4.3.1. Custom Models in Microsoft Foundry
💡 First Principle: Custom models exist on a spectrum from "use as-is" to "build from scratch." The architect's job is to find the minimum customization that meets the requirement — because every step toward custom training adds cost, complexity, and maintenance burden.
The Model Customization Spectrum:
| Approach | When to Use | Cost | Maintenance |
|---|---|---|---|
| Use as-is | General tasks, standard capabilities | Lowest | Minimal |
| Prompt engineering | Standard model with domain-specific instructions | Low | Prompt versioning |
| RAG | Standard model + organization's proprietary data | Medium | Data pipeline maintenance |
| Fine-tuning | Need model to consistently produce domain-specific outputs | High | Retraining on data changes |
| Custom training | No existing model handles the task | Highest | Full ML pipeline |
Foundry Model Deployment Options:
| Deployment Type | Characteristics | Best For |
|---|---|---|
| Serverless API (MaaS) | Pay-per-token, no GPU management, instant availability | Prototyping, variable workloads, cost optimization |
| Managed compute | Dedicated infrastructure, predictable performance | Production workloads with consistent demand, compliance requirements |
Selecting Models from the Catalog:
The Foundry model catalog includes models from Microsoft (Phi, MAI), OpenAI (GPT series), Anthropic (Claude), Meta (Llama), Mistral, DeepSeek, and others. Selection criteria the architect evaluates:
- Task fit — Does the model excel at the specific task (reasoning, code generation, multimodal, summarization)?
- Context window — Can it handle the input size your use case requires?
- Latency — Does inference speed meet user experience requirements?
- Cost — Does per-token pricing fit the budget at expected volume?
- Compliance — Does the model provider's data handling meet regulatory requirements?

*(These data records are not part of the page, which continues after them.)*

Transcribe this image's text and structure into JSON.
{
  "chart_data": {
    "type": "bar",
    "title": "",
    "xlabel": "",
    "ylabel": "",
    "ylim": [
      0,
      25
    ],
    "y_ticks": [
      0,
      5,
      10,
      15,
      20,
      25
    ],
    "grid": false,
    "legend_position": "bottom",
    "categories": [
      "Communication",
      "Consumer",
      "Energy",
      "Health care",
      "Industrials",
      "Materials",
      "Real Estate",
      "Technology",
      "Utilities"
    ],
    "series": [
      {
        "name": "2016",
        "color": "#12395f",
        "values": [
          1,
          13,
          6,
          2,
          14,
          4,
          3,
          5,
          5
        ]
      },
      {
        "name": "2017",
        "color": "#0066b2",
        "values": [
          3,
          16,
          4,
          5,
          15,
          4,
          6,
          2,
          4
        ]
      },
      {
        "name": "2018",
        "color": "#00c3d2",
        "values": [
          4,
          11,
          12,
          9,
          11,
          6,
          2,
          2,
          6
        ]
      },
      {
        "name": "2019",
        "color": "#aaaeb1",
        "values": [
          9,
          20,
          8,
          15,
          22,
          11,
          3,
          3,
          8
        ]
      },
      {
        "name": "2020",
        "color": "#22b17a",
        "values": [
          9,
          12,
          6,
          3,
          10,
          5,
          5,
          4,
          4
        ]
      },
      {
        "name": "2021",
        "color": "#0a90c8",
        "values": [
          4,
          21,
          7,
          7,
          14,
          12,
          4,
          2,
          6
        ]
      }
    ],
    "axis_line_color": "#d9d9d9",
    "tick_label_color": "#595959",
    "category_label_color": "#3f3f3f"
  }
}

- Fine-tunability — If customization is needed, does the model support fine-tuning in Foundry?
⚠️ Exam Trap: The exam may present a scenario where "the best-performing model" is the obvious answer. But if that model costs 10x more per token and the task doesn't require frontier performance, the correct architectural recommendation is a smaller, more cost-effective model. Always evaluate model selection against both capability AND economics.
Reflection Question: A legal firm needs an AI solution that analyzes contracts, extracts key clauses, and flags deviations from standard templates. The contracts are proprietary and contain sensitive client information. Walk through the model customization spectrum — what's the minimum viable approach, and what data handling constraints affect the architecture?